L ’une des ordonnances publiées au Journal officiel du 23 septembre 2017 fixe le barème d’indemnisation du licenciement sans cause réelle et sérieuse qui s’impose au juge.
Ce barème s’applique aux contentieux consécutifs à des licenciements prononcés postérieurement au 23 septembre 2017.
En cas de licenciement sans cause réelle et sérieuse, si le salarié ou l’employeur refuse une réintégration dans l’entreprise, le juge accorde au salarié une indemnité dont le montant est compris entre les planchers et plafonds fixés par les nouvelles dispositions du code du travail en la matière. Ces dispositions avaient déjà été prévues par la première loi Macron d’août 2016, mais retoquées par le Conseil constitutionnel.
Ce qui a pu être qualifié de passage en force par l’exécutif, imposant une mesure largement favorable à l’employeur, n’a pas résisté au pouvoir d’interprétation des conseillers prud’homaux. En effet, depuis plusieurs mois, on constate que les conseils de prud’hommes écartent un à un ces dispositions impératives et attribuent aux salariés des indemnités supérieures aux plafonds susvisés.
Après plusieurs conseils de prud’hommes de province, c’est au tour du conseil de prud’hommes de Paris de résister et d’écarter le désormais fameux « barème Macron ». Dans un jugement du 22 novembre 2018 notifié aux parties le 1er mars 2019, le conseil de prud’hommes de Paris, a en effet décidé de motiver sa décision fondant l’octroi des dommages et intérêts sur l’article 24 de la Charte sociale européenne et l’article 10 de la convention OIT.
Par principe, le conseil de prud’hommes précise haut et fort et d’une manière courte mais sans ambiguïté qu’il octroie des dommages et intérêts en refusant d’appliquer le barème et en estimant qu’une réparation adéquate est due au salarié.

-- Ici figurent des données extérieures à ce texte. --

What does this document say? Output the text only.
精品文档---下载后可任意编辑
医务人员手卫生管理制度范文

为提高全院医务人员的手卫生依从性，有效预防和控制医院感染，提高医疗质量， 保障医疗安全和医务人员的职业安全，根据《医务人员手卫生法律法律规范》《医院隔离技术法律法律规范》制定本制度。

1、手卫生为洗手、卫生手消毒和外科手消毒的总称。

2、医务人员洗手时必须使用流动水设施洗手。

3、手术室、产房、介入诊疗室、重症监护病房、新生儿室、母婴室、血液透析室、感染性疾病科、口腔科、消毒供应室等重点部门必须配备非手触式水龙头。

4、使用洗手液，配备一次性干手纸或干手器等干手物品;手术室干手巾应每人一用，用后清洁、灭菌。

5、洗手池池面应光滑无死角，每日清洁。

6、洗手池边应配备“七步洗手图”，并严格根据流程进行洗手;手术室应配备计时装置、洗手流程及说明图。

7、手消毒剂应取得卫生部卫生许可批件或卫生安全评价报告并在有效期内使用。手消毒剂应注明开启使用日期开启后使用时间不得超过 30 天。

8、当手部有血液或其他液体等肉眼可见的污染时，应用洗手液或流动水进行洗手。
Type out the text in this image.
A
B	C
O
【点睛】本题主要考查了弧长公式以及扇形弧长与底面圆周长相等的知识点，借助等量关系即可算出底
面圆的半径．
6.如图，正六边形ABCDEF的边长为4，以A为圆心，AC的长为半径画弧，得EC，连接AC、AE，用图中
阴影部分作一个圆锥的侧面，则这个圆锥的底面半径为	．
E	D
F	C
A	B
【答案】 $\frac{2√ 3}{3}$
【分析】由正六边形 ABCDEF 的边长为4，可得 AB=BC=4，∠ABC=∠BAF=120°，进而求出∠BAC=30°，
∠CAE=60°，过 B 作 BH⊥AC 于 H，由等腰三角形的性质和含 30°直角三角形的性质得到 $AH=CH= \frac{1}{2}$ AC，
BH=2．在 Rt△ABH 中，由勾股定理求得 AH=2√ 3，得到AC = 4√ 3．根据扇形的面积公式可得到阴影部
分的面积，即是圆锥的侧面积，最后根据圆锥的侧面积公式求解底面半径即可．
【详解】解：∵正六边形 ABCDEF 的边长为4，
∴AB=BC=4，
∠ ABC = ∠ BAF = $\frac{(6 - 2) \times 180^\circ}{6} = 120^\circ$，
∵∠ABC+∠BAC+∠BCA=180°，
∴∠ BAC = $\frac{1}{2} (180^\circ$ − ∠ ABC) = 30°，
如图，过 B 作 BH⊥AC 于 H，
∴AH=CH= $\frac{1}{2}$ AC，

La résistance des conseils de prud’hommes continue et continuera sans aucun doute malgré la tentative d’intimidation de la ministre de la Justice qui n’a pas hésité à donner des instructions aux procureurs de la République de France et de Navarre afin que ces derniers soient présents aux audiences où il est question du plafonnement et aussi afin qu’on lui fasse remonter toutes les décisions relatives à cette question.
Cette immixtion du pouvoir exécutif dans le pouvoir judiciaire est incontestablement contraire au principe de la séparation des pouvoirs et démontre à tout le moins l’impuissance de ce premier à faire appliquer une mesure contestée depuis son origine.
Cette « jurisprudence » s’étend et commence à inquiéter sérieusement le gouvernement. Au point que le directeur des affaires civiles et du Sceau a adressé une circulaire à tous les procureurs généraux des cours d’appel – pratique rarissime sur une question de droit du travail – pour leur demander de recenser les décisions rendues sur la question de la conformité du barème à ces conventions internationales et de prendre la parole devant les cours d’appel, lorsqu’elles seront saisies de cette question.
Il est également regrettable qu’elle n’ait pas sollicité, en même temps que les décisions du Conseil d’État et du Conseil constitutionnel, celle du Comité européen des droits sociaux (« Finnish Society of Social Rights c. Finlande »), qui a déjà désavoué un barème similaire. Tout comme il est dommage que la circulaire ne s’explique pas davantage sur la portée plus que limitée des décisions qu’elle invoque, et n’ait pas précisé, notamment, que le Conseil constitutionnel n’est pas juge de la conformité des lois aux conventions internationales, et que la décision du Conseil d’État sur ce point est une décision de référé, sans autorité de chose jugée, qui ne lie en rien les juges judiciaires. Mais nul doute que les parquets généraux le savent et qu’ils pourront rappeler ces principes lorsqu’ils concluront librement sur ces affaires.